Roland-PMA5

by Sterling Tarrant

I once read this bit of wisdom in a management periodical: Before you buy a new device, or piece of software, ask yourself if it can do the job better than a piece of paper and a pencil. I took this into account while demonstrating the new PMA-5 (Personal Music Assistant) from Roland.

You see, you use this device like paper and pencil. Moving a pen across an LCD screen makes this thing tick. So I wanted to see if it would allow me to easily and practically make music beds for productions. Ease and practicality I define as quickly taking an idea for music and hashing it out on the PMA-5. Especially given my familiarity with music and inability to get my fingers to play what I want them to on any instrument.

The PMA-5 is a hand-held portable battery or AC operated device that uses an interface known as "pen-computing." A small plastic-tipped "pen" is included which lets you tap and drag through its menus. Or you can put the pen away in its compartment and tap away with your fingers. Both work just as well. It comes with a handy carrying case which can be removed, although I wouldn't suggest it. It protects the device quite well. I can vouch for that because I dropped it twice and it still works great. That wasn't part of my testing regime, just a case of accidents happen. However, I wouldn't suggest you try the same with a keyboard, which the PMA-5 takes the place of quite well.

At the heart of the PMA-5 are one hundred different musical "styles." For instance, do you want Bluegrass or Hip Hop or Gangsta Rap or Glam Rock or Bratwurst waltzes? They're all in there. All have four tracks (typically two accompaniment instruments, bass and drums). Each style in turn has an intro, two main phrases, two fill sections and an ending. Say you had a thirty-second piece of copy that had an intro like this: "There's only one place to buy your fireplace this fall, and that's during the big fire sale at Sparky's!" You could use a style to go under just that part. Then use another variation of that style to go under the next paragraph of the spot, and so on. You could even add in the fire truck sirens using the PMA-5 because it has a whole section of Sound Effects. More about that later.
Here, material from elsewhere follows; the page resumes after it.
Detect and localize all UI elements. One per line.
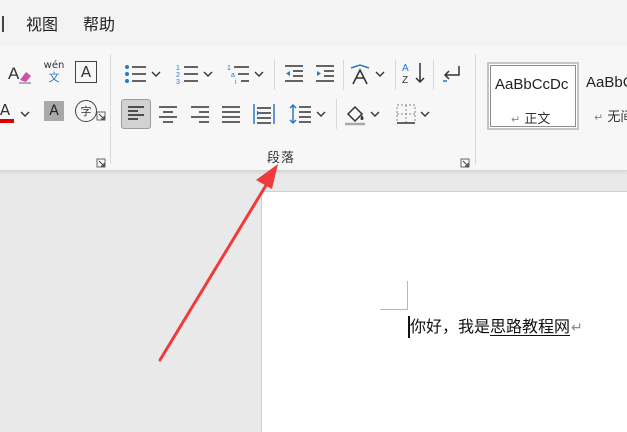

Basically, it lets you customize music beds for productions quickly. Adjust the tempos of the styles to fit the tempo of the read. With the PMA-5's one hundred styles and six variations of each of those styles, each one from one to eight measures in length, there's a lot to choose from right at the start.

Ah, but what if you want to create your own styles? Got a hankering for a thrash metal bed under that cemetery spot? Easy. Well, easier than getting that concept sold at least. The PMA-5 has a full-fledged 8-track sequencer in it. Use the pen to record what you play in real time on the keyboard in the LCD display, or switch to step time and add in notes one at a time. Of course, the PMA-5 has MIDI In and Out jacks in the back, so you could play direct from any MIDI instrument and have the PMA-5 faithfully record it.

But if you don't like the thrash metal style included in the PMA-5, then make your own. You can have up to two hundred of your own styles in the unit, or take the thrash metal style, copy it into a User Style patch and change it into something that you do like, like a polka. Oh, I forgot, polka is in there, too.

So, you've got all these nifty styles, but something is gnawing at you. You gotta create. Dad's gettin' a new artificial leg and you just have to, you know, write a song about it. So take a stand. Put your best foot forward and compose! I mentioned that the PMA-5 has an 8-track sequencer in it. Four of those tracks are for styles (accompaniment, bass and drums). The other four tracks are your polyphonic playground for creating a song. Let me see if I can explain this better: You know in a digital sound editor how you have a main editing screen where you put your productions together. Then, hidden on your hard drive you have the little mono or stereo sounds in a library that you can place into your main production. Well, that's what the relationship between styles and songs in the PMA-5 is. Songs are the main productions. Styles are the library "parts." Stick any one of the six hundred 4-track style parts in a song, and then have four extra tracks to compose your melody, or additional accompaniments or percussion in. In addition, you then have two other control tracks, one to program in the progression of chord changes and one to program in style changes.